How do you find all the real and complex roots of # P(x) = 3x^4 + x^3 + 2x^2 - 2#?

1 Answer
May 5, 2016

Answer:

It gets rather complicated, but it's doable...

Explanation:

#P(x) = 3x^4+x^3+2x^2-2#

You might try looking for rational zeros first, but you would not find any. This is a full blown quartic with #2# Real roots and #2# Complex roots, all irrational.

Normally with a quartic of the form #ax^4+bx^3+cx^2+dx+e#, the first thing you would do would be to substitute something like #t=x+b/(4a)# in order to get a quartic in #t# with no #t^3# term.

In our example, there's an easier method by substituting #t = 1/x# and multiplying by #-2t^4# to get:

#0 = 4t^4-4t^2-2t-6#

#=(2t^2-at+b)(2t^2+at+c)#

#=4t^4+(2b+2c-a^2)t^2+a(b-c)t+bc#

Equating coefficients and rearranging a little, we get:

#{ (b+c = (a^2-4)/2), (b-c=-2/a), (bc=-6) :}#

Then:

#((a^2-4)/2)^2 = (b+c)^2 = (b-c)^2+4bc = (-2/a)^2-24#

Hence:

#(a^2)^3-8(a^2)^2+112(a^2)-16 = 0#

Multiply through by #3^3=27# to get:

#0 = 27(a^2)^3-216(a^2)^2+3024(a^2)-432#

#=(3(a^2)-8)^3 + 816(3(a^2)-8)+6608#

Substitute #w=3a^2-8# to get:

#w^3+816w+6608= 0#

Let #w=u+v# to get:

#u^3+v^3+3(uv+272)(u+v)+6608= 0#

Add the constraint #v = -272/u# to eliminate the term in #(u+v)# and multiply through by #u^3# to get:

#(u^3)^2+6608(u^3)-20123648 = 0#

Since this derivation is symmetric in #u# and #v#, we can use the quadratic formula and hence the two Real roots of this quadratic as #u^3# and #v^3#, to provide a Real value for #w# and hence #a^2#...

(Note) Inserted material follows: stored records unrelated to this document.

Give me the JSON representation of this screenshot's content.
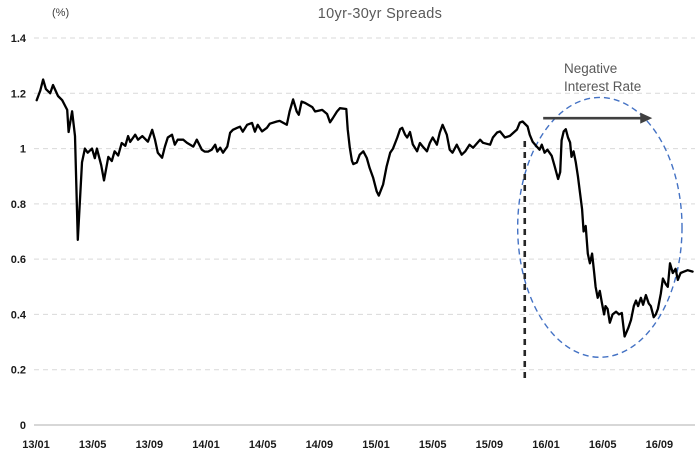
{
  "chart_data": {
    "type": "line",
    "title": "10yr-30yr Spreads",
    "y_unit_label": "(%)",
    "x_axis": {
      "tick_labels": [
        "13/01",
        "13/05",
        "13/09",
        "14/01",
        "14/05",
        "14/09",
        "15/01",
        "15/05",
        "15/09",
        "16/01",
        "16/05",
        "16/09"
      ],
      "tick_months": [
        0,
        4,
        8,
        12,
        16,
        20,
        24,
        28,
        32,
        36,
        40,
        44
      ],
      "x_unit": "months since 2013-01"
    },
    "y_axis": {
      "tick_labels": [
        "0",
        "0.2",
        "0.4",
        "0.6",
        "0.8",
        "1",
        "1.2",
        "1.4"
      ],
      "tick_values": [
        0,
        0.2,
        0.4,
        0.6,
        0.8,
        1,
        1.2,
        1.4
      ],
      "range": [
        0,
        1.4
      ]
    },
    "grid": "horizontal-dashed",
    "legend": "none",
    "series": [
      {
        "name": "10yr-30yr spread",
        "color": "#000000",
        "points": [
          [
            0.05,
            1.175
          ],
          [
            0.3,
            1.21
          ],
          [
            0.5,
            1.25
          ],
          [
            0.7,
            1.215
          ],
          [
            1.0,
            1.2
          ],
          [
            1.2,
            1.23
          ],
          [
            1.55,
            1.19
          ],
          [
            1.85,
            1.175
          ],
          [
            2.2,
            1.14
          ],
          [
            2.3,
            1.06
          ],
          [
            2.55,
            1.135
          ],
          [
            2.75,
            1.045
          ],
          [
            2.95,
            0.67
          ],
          [
            3.25,
            0.95
          ],
          [
            3.45,
            1.0
          ],
          [
            3.65,
            0.985
          ],
          [
            3.95,
            1.0
          ],
          [
            4.15,
            0.965
          ],
          [
            4.3,
            1.0
          ],
          [
            4.6,
            0.94
          ],
          [
            4.8,
            0.885
          ],
          [
            5.1,
            0.97
          ],
          [
            5.35,
            0.955
          ],
          [
            5.55,
            0.99
          ],
          [
            5.8,
            0.975
          ],
          [
            6.05,
            1.02
          ],
          [
            6.3,
            1.01
          ],
          [
            6.5,
            1.045
          ],
          [
            6.65,
            1.024
          ],
          [
            7.0,
            1.05
          ],
          [
            7.2,
            1.032
          ],
          [
            7.5,
            1.045
          ],
          [
            7.9,
            1.025
          ],
          [
            8.2,
            1.068
          ],
          [
            8.4,
            1.032
          ],
          [
            8.6,
            0.985
          ],
          [
            8.9,
            0.967
          ],
          [
            9.1,
            1.007
          ],
          [
            9.3,
            1.04
          ],
          [
            9.6,
            1.05
          ],
          [
            9.8,
            1.014
          ],
          [
            10.0,
            1.032
          ],
          [
            10.4,
            1.032
          ],
          [
            10.65,
            1.021
          ],
          [
            11.1,
            1.007
          ],
          [
            11.35,
            1.032
          ],
          [
            11.7,
            0.996
          ],
          [
            11.9,
            0.989
          ],
          [
            12.15,
            0.989
          ],
          [
            12.4,
            0.996
          ],
          [
            12.65,
            1.014
          ],
          [
            12.8,
            0.989
          ],
          [
            13.0,
            1.003
          ],
          [
            13.2,
            0.985
          ],
          [
            13.5,
            1.007
          ],
          [
            13.7,
            1.057
          ],
          [
            13.9,
            1.068
          ],
          [
            14.2,
            1.075
          ],
          [
            14.4,
            1.079
          ],
          [
            14.6,
            1.061
          ],
          [
            14.9,
            1.086
          ],
          [
            15.25,
            1.093
          ],
          [
            15.45,
            1.061
          ],
          [
            15.65,
            1.086
          ],
          [
            15.95,
            1.062
          ],
          [
            16.3,
            1.075
          ],
          [
            16.5,
            1.09
          ],
          [
            17.0,
            1.098
          ],
          [
            17.2,
            1.1
          ],
          [
            17.7,
            1.086
          ],
          [
            17.9,
            1.134
          ],
          [
            18.15,
            1.178
          ],
          [
            18.4,
            1.134
          ],
          [
            18.55,
            1.122
          ],
          [
            18.75,
            1.17
          ],
          [
            19.0,
            1.165
          ],
          [
            19.5,
            1.15
          ],
          [
            19.7,
            1.134
          ],
          [
            20.2,
            1.14
          ],
          [
            20.55,
            1.125
          ],
          [
            20.75,
            1.095
          ],
          [
            20.95,
            1.11
          ],
          [
            21.25,
            1.134
          ],
          [
            21.45,
            1.146
          ],
          [
            21.9,
            1.143
          ],
          [
            22.0,
            1.07
          ],
          [
            22.15,
            1.003
          ],
          [
            22.3,
            0.956
          ],
          [
            22.4,
            0.944
          ],
          [
            22.65,
            0.95
          ],
          [
            22.85,
            0.978
          ],
          [
            23.1,
            0.99
          ],
          [
            23.35,
            0.966
          ],
          [
            23.55,
            0.93
          ],
          [
            23.8,
            0.894
          ],
          [
            24.05,
            0.845
          ],
          [
            24.2,
            0.83
          ],
          [
            24.5,
            0.87
          ],
          [
            24.75,
            0.935
          ],
          [
            25.0,
            0.985
          ],
          [
            25.2,
            1.0
          ],
          [
            25.5,
            1.04
          ],
          [
            25.7,
            1.07
          ],
          [
            25.85,
            1.075
          ],
          [
            26.05,
            1.05
          ],
          [
            26.2,
            1.04
          ],
          [
            26.4,
            1.06
          ],
          [
            26.6,
            1.015
          ],
          [
            26.9,
            0.99
          ],
          [
            27.1,
            1.02
          ],
          [
            27.3,
            1.007
          ],
          [
            27.6,
            0.99
          ],
          [
            27.8,
            1.02
          ],
          [
            28.0,
            1.04
          ],
          [
            28.3,
            1.014
          ],
          [
            28.5,
            1.058
          ],
          [
            28.7,
            1.086
          ],
          [
            29.0,
            1.05
          ],
          [
            29.2,
            0.996
          ],
          [
            29.4,
            0.985
          ],
          [
            29.7,
            1.014
          ],
          [
            30.05,
            0.978
          ],
          [
            30.3,
            0.99
          ],
          [
            30.6,
            1.014
          ],
          [
            30.85,
            1.003
          ],
          [
            31.35,
            1.032
          ],
          [
            31.55,
            1.021
          ],
          [
            32.05,
            1.014
          ],
          [
            32.25,
            1.04
          ],
          [
            32.55,
            1.058
          ],
          [
            32.75,
            1.062
          ],
          [
            33.1,
            1.04
          ],
          [
            33.45,
            1.046
          ],
          [
            33.95,
            1.069
          ],
          [
            34.15,
            1.094
          ],
          [
            34.35,
            1.098
          ],
          [
            34.7,
            1.08
          ],
          [
            34.85,
            1.05
          ],
          [
            35.05,
            1.025
          ],
          [
            35.35,
            1.007
          ],
          [
            35.55,
            0.996
          ],
          [
            35.7,
            1.014
          ],
          [
            35.9,
            0.985
          ],
          [
            36.1,
            0.996
          ],
          [
            36.4,
            0.974
          ],
          [
            36.6,
            0.938
          ],
          [
            36.85,
            0.89
          ],
          [
            37.0,
            0.915
          ],
          [
            37.1,
            1.03
          ],
          [
            37.25,
            1.062
          ],
          [
            37.4,
            1.07
          ],
          [
            37.55,
            1.04
          ],
          [
            37.7,
            1.022
          ],
          [
            37.8,
            0.97
          ],
          [
            37.95,
            0.99
          ],
          [
            38.1,
            0.95
          ],
          [
            38.25,
            0.9
          ],
          [
            38.4,
            0.84
          ],
          [
            38.55,
            0.78
          ],
          [
            38.65,
            0.7
          ],
          [
            38.8,
            0.72
          ],
          [
            38.95,
            0.62
          ],
          [
            39.1,
            0.585
          ],
          [
            39.25,
            0.62
          ],
          [
            39.4,
            0.55
          ],
          [
            39.5,
            0.5
          ],
          [
            39.65,
            0.46
          ],
          [
            39.8,
            0.485
          ],
          [
            39.95,
            0.44
          ],
          [
            40.1,
            0.4
          ],
          [
            40.2,
            0.43
          ],
          [
            40.35,
            0.42
          ],
          [
            40.5,
            0.37
          ],
          [
            40.7,
            0.4
          ],
          [
            40.95,
            0.41
          ],
          [
            41.15,
            0.4
          ],
          [
            41.35,
            0.405
          ],
          [
            41.55,
            0.32
          ],
          [
            41.8,
            0.35
          ],
          [
            42.0,
            0.38
          ],
          [
            42.2,
            0.43
          ],
          [
            42.35,
            0.45
          ],
          [
            42.5,
            0.43
          ],
          [
            42.7,
            0.46
          ],
          [
            42.85,
            0.435
          ],
          [
            43.05,
            0.47
          ],
          [
            43.25,
            0.44
          ],
          [
            43.4,
            0.43
          ],
          [
            43.6,
            0.39
          ],
          [
            43.75,
            0.4
          ],
          [
            43.9,
            0.42
          ],
          [
            44.1,
            0.475
          ],
          [
            44.25,
            0.53
          ],
          [
            44.45,
            0.51
          ],
          [
            44.6,
            0.5
          ],
          [
            44.75,
            0.585
          ],
          [
            44.95,
            0.55
          ],
          [
            45.15,
            0.565
          ],
          [
            45.3,
            0.525
          ],
          [
            45.5,
            0.55
          ],
          [
            45.75,
            0.555
          ],
          [
            46.0,
            0.56
          ],
          [
            46.35,
            0.555
          ]
        ]
      }
    ],
    "annotations": {
      "note": {
        "lines": [
          "Negative",
          "Interest Rate"
        ],
        "color": "#595959"
      },
      "arrow": {
        "direction": "right",
        "value": 1.11,
        "from_month": 35.8,
        "to_month": 43.5,
        "color": "#404040"
      },
      "event_line": {
        "style": "dashed-vertical",
        "month": 34.5,
        "from_value": 0.17,
        "to_value": 1.045,
        "color": "#262626"
      },
      "highlight_ellipse": {
        "style": "dashed",
        "center_month": 39.8,
        "center_value": 0.715,
        "radius_months": 5.8,
        "radius_value": 0.47,
        "color": "#4472c4"
      }
    },
    "colors": {
      "grid": "#d9d9d9",
      "axis_baseline": "#bfbfbf",
      "tick_text": "#1a1a1a",
      "title_text": "#595959"
    }
  }
}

#u^3 = (-6608+-sqrt(6608^2+4*20123648))/2#

#=(-6608+-sqrt(124160256))/2#

#=(-6608+-48sqrt(53889))/2#

#=(-6608+-48sqrt(53889))/2#

#=8(-413+-3sqrt(53889))#

Hence:

#3a^2-8 = w = u+v =2(root(3)(-413+3sqrt(53889))+root(3)(-413-3sqrt(53889)))#

Hence, choosing the positive root:

#a = sqrt(2/3(4+root(3)(-413+3sqrt(53889))+root(3)(-413-3sqrt(53889))))#

Then #b = (a^3-4a-4)/(4a)# and #c = (a^3-4a+4)/(4a)#.

Hence quadratics in #t# to solve.

Then the zeros of the original polynomial are the reciprocals of the roots of these quadratics.

The resulting expressions are rather complicated, but tractable.